The recent identification of three individuals with probable transmission of vCJD via blood transfusion has provided tragic evidence that vCJD prions can indeed be transmitted through blood (Figure 2). On the basis of the epi demiological and pathogenetic considerations discussed above, it can only be a matter of time before further cases of blood-transfusion-associated cases of vCJD will ensue (Figure 3). In the first of the cases reported, a patient received a single unit of non-leukodepleted erythrocyte concentrate from an individual who went on to develop vCJD 3.5 years later, and was therefore likely to have been subclinically prion-infected at the time of the donation. The recipient developed vCJD 6.5 years following the transfusion.25
In the second case, transmission of prion disease occurred again via a single unit of nonleukodepleted red-blood-cell concentrate. The donor developed vCJD 2 years following blood donation, again raising the possibility of pre clinical infection at the time of the donation. 18 The recipient died of causes unrelated to the prion infection 5 years after the transfusion. Although this individual did not display overt signs of vCJD, PrPSc could be detected in lymphoid organs, enforcing the concept of subclinical prion disease in this individual. Recently, a third case of blood-borne prion transmission has been reported.26 In this case, the incubation time in the recipient was 8 years, whereas the donor showed vCJD symptoms 20 months following his blood donation. Until now, sequencing of the PRNP gene in all individuals who succumbed to vCJD revealed homozygosity for the sequence ‘ATG’, which encodes methionine, at codon 129. In the general population, only 33% of people are homozygous for ATG at this codon of PRNP, so this particular genetic trait, known as the MM genotype, has been regarded as a risk factor for vCJD.8 The second identified recipient of prioninfected blood, however, was heterozygous for methionine/valine at codon 129 (MV genotype).
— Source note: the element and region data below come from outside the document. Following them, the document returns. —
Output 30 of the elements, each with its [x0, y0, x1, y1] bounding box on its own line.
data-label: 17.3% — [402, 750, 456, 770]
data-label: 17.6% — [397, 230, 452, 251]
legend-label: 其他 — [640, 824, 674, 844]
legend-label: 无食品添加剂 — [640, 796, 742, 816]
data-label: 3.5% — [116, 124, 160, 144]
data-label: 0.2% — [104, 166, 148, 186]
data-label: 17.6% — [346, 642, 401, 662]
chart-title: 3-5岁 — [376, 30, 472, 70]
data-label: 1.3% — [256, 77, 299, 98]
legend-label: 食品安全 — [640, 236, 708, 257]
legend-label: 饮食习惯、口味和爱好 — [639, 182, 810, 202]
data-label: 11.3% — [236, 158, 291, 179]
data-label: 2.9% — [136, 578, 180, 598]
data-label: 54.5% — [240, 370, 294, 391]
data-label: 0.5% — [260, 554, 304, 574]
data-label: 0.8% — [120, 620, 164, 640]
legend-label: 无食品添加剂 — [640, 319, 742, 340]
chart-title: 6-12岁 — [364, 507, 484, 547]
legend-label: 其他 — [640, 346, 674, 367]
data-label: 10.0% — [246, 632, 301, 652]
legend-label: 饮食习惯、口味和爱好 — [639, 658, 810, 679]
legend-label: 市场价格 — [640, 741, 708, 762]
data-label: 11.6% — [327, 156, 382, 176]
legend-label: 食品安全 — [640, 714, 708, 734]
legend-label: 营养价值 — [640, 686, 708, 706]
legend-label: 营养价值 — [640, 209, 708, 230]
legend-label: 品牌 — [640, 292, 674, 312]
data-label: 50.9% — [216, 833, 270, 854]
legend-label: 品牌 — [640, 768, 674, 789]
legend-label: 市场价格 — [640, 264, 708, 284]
The MV genotype is underrepresented in sporadic and acquired CJD, and has therefore been considered a protective genetic trait. The fact that this individual died of a cause unrelated to prion disease raises the question of whether MV heterozygotes might develop a permanent carrier status, in which the prion replicates within their body but clinical signs are absent for an indeterminate period of time. Of course, it would be imprudent to draw far-reaching conclusions on the basis of three cases of blood-borne prion infection. We deem it justified, however, to highlight a number of surprising details that have become clear on analysis of these cases.
First, vCJD prions can indeed propagate using blood as a vector. In the past, this idea has often been regarded as ‘worst-case scenario’, ‘highly speculative’, and ‘barely a theoretical possibility’. The wishful thinking of many physicians involved in blood transfusion has often conjured up a sense of safety, which, as we regrettably now know, is unwarranted.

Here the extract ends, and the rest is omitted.